Other waste reduction initiatives include.-

  •  Nearly 82% of the total waste from New Zealand Steel’s sand to steel process is recycled, reused or resold and the company continues to actively pursue new ways to reduce waste. 
  •  Hot gases are recycled to generate 70% of its electricity needs; the waste stream going into the onsite landfill has been reduced 60% in the past three years owing to targeted recycling and reduction programmes.
  • 15 tonnes of plastic and 25 cubic metres of polystyrene have been diverted from landfill in the last year; all old machinery and scrap metal on the site has been recycled through the steel making process and the use of chemicals has been reduced.
  • One million tonnes of water is circulated through the steel making and finishing operations daily with 2% of the total added each day to replenish discharge water. Maximum conservation is achieved by water being cleaned, cooled and re-circulated many times.  A large volume of storm water is collected on site but New Zealand Steel also takes water from the Waikato River, with an innovative system in place to ensure that fish stocks and recreational users of the river are not affected.

Capital investment

The greatest amount of capital investment at the 190 acre Glenbrook site has been directed into issues concerning the environment, specifically improving the quality of emissions into the atmosphere. New Zealand Steel is a member of the World Steel Association (formerly the International Iron and Steel Institute IISI) which in its first sustainability report for the world steel industry  commits to seven key actions including.-

  •  Expanding the use of efficient technology
  •  Research into new low carbon steelmaking methods
  •  Maximising the recycling of steel and by-products
  •  Developing new generation steels that improve energy efficiency of the products in which they are used.

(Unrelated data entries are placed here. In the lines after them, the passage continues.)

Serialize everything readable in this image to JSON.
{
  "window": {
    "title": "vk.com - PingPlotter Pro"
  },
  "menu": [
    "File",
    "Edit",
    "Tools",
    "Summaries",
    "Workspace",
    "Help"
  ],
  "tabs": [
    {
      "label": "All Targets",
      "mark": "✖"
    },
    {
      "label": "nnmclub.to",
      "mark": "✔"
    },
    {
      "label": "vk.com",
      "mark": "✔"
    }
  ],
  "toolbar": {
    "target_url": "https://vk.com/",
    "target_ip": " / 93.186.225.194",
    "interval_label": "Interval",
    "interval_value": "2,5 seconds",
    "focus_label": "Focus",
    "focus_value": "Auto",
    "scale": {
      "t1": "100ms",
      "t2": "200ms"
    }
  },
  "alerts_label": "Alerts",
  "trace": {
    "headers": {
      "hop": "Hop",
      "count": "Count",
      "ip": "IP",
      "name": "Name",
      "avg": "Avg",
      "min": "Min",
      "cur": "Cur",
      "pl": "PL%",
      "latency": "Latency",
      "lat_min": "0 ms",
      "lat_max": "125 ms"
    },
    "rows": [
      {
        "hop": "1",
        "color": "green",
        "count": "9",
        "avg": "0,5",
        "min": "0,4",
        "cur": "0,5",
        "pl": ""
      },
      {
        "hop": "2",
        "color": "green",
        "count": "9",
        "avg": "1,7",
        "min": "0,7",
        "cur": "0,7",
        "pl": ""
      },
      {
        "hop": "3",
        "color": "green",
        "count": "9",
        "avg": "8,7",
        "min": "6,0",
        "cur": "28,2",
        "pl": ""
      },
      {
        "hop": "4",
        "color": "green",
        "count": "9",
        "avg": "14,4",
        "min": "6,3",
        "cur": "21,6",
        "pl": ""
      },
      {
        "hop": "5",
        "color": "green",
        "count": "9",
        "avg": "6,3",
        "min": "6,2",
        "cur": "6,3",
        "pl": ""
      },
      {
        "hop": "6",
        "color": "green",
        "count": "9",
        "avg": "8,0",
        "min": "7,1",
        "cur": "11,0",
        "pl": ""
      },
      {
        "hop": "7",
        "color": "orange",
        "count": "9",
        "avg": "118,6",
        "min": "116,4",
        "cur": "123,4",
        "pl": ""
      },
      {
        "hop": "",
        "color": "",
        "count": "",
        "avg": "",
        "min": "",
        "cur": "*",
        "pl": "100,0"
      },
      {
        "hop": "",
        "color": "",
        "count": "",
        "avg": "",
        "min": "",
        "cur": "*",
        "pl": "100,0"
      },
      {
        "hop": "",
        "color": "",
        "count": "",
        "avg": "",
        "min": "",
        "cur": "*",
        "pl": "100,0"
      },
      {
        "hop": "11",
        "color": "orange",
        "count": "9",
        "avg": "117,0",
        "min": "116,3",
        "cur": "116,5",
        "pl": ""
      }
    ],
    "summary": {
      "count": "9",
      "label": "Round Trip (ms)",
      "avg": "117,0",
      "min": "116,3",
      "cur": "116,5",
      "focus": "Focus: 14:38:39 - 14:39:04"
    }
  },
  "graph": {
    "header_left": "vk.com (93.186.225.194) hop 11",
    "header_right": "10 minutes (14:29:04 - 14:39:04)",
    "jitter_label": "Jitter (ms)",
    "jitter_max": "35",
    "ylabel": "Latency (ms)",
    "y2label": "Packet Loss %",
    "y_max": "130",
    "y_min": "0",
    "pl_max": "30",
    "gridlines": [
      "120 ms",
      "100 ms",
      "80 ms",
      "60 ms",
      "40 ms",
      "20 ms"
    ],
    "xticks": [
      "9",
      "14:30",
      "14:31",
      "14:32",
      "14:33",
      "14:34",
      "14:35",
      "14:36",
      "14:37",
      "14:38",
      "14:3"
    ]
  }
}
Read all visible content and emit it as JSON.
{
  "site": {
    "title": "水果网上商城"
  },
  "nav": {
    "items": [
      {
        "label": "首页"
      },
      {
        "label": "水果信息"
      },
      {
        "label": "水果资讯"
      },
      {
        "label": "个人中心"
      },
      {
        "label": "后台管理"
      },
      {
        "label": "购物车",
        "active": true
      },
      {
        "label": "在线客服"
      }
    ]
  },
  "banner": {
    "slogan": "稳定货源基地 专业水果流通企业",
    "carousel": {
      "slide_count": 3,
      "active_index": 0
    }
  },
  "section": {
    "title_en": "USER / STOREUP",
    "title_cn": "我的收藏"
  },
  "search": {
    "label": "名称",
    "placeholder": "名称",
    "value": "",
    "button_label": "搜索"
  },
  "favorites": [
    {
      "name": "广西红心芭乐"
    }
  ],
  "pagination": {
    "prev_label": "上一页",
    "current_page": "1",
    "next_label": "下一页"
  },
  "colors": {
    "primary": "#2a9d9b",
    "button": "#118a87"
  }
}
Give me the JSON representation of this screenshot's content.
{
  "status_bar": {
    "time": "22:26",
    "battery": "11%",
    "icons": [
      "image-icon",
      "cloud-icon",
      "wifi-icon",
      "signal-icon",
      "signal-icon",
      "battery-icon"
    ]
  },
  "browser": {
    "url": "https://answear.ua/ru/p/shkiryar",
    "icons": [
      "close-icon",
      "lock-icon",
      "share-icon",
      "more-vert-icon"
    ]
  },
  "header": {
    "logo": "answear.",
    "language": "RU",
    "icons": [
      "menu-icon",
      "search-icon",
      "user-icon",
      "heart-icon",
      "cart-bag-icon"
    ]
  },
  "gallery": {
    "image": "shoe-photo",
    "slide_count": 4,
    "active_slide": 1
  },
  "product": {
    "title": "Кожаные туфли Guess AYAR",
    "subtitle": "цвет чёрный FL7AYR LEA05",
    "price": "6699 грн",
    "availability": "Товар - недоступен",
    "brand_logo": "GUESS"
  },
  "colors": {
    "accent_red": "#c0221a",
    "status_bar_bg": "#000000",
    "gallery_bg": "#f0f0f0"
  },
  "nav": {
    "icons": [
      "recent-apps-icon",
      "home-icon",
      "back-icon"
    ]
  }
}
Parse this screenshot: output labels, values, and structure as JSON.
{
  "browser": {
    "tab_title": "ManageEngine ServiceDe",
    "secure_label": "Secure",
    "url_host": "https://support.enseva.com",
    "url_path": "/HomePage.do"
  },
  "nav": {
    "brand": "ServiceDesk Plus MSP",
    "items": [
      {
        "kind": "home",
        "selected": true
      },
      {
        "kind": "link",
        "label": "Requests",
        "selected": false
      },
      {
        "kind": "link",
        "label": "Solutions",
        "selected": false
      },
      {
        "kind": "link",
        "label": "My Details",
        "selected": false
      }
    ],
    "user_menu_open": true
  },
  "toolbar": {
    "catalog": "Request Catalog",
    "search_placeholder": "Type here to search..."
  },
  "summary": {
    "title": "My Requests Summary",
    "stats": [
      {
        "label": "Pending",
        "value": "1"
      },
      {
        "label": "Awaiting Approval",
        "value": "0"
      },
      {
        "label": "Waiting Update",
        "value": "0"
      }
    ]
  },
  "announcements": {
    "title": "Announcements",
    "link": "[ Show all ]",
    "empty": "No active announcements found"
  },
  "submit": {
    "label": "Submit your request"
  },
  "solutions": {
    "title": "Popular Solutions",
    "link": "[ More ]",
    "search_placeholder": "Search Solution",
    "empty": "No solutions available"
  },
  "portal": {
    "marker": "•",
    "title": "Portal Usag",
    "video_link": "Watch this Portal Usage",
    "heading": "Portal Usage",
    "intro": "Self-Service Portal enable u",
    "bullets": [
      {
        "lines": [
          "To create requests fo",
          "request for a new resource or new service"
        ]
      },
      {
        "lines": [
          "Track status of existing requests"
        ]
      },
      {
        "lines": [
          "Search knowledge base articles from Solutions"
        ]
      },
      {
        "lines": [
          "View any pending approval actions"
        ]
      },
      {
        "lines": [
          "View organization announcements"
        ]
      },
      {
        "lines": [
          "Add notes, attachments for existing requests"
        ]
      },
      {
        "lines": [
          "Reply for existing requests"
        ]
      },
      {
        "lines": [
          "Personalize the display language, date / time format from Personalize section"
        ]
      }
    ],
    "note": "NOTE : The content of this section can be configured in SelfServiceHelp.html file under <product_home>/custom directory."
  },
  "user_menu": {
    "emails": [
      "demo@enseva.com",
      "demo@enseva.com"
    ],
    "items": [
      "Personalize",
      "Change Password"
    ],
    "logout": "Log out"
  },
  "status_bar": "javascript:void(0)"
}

Steel cannot be produced without the production and emission of carbon dioxide. However NZS has committed to reduce CO2 emissions to the minimum and has consistently met government targets for reducing these emissions.  It is currently involved in a joint venture with a Japanese steel company researching new technology for reducing coal use in the steel making process.

A big factor in consideration of steel for sustainable building is the distance required to transport it through the supply chain and the level of recycling that is possible at the end of its life. As our environmental consciousness is being constantly aroused, the 80% of RANZ primary members involved in metal roofing plus associates in the manufacturing and supply sector should note the following advantages of steel for today’s building applications.-

  •  Steel can be engineered to precise specifications which means minimum waste on site
  •  It is non-toxic and is available coated to give greater corrosion resistance and durability
  •  Steel products can be used to reduce the cooling and heating of buildings, leading to reduced energy use
  •  Steel products are light and easily transported
  •  Steel products have been in use in New Zealand for over 100 years for the catchment and storage of drinking water
  •  Steel is the most recycled material in the world and does not suffer any degradation through repeated recycling.
  •  Steel requires minimum maintenance and has a long life.